Indonesia's tax amnesty program managed to repatriate Rp 146 trillion ($10.3 billion) of assets previously stashed overseas. (Antara Photo/Puspa Perwitasari)
Indonesia Confident Repatriated Funds From Tax Amnesty Are Here to Stay
BY :TRIYAN PANGASTUTI
OCTOBER 15, 2019
Jakarta. Repatriated funds from the government's tax amnesty program have yet to leave Indonesia even though the holding period for some of the funds had ended, assuaging fears of a massive capital flight that may exacerbate the country's economic problems ahead of a possible global recession.
Indonesia rolled out its tax amnesty program from July 2016 to March 2017, repatriating Rp 146 trillion ($10.3 billion) of assets previously stashed overseas.
Tax amnesty participants are required to keep their repatriated funds inside the country for at least three years since they brought them back.
"Data from the reporting gateway showed there hasn't been any movement of repatriated funds until August," Robert Pakpahan, the tax director general at the Finance Ministry, said on Monday.
"We are confident the end of the holding period will not trigger an outflow of the funds," Robert said.
Nevertheless, Robert said the government will remain vigilant as the bulk of the repatriated funds could still leave the country over the next six months.
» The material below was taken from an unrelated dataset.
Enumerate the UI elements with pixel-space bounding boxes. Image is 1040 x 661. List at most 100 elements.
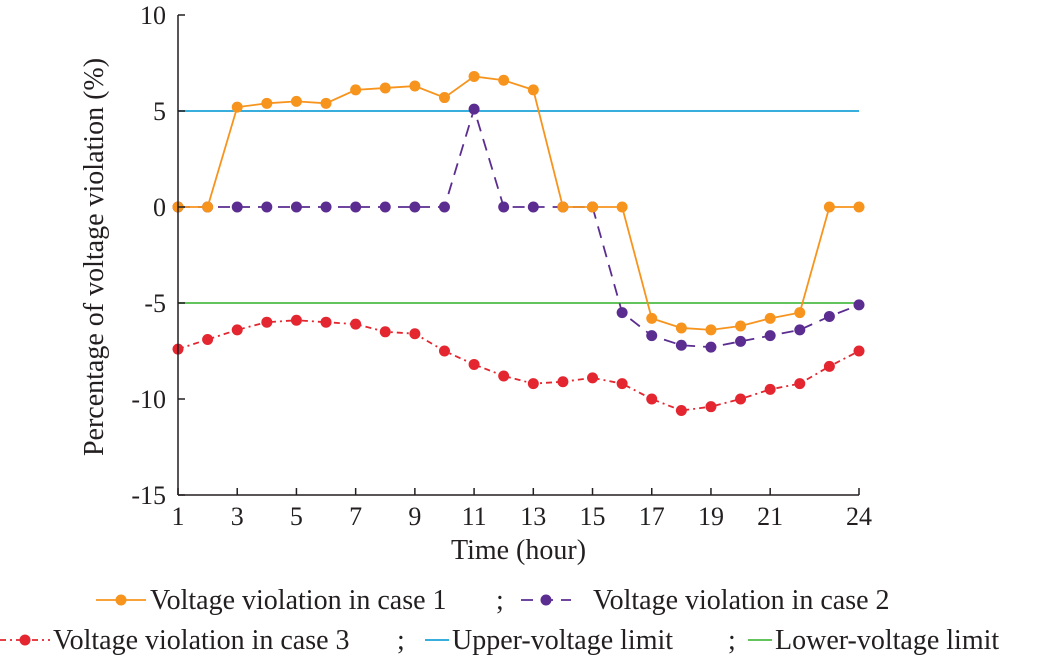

"The funds whose holding period ended in September make up only Rp 12.6 trillion of the total Rp 146 trillion," Robert said.
The World Bank warned in a report last month that a global recession will throw Indonesia's external account off-balance as demand for its exports would drop.
This would spell trouble for a country that has been financing two-thirds of its current account deficit – which averages $33 billion annually – using volatile portfolio investments.
"[Indonesia needs] at least $16 billion per year in external financing inflows to close the gap under normal circumstances… much more if there are capital outflows," the World Bank said in the report.
Hadiyanto, the Finance Ministry secretary general, said earlier that the government had hoped for the repatriated funds to find their way into direct investment in projects across Indonesia, instead of just lingering around in financial instruments.
"The government is continuing to improve the investment climate," Hadiyanto said.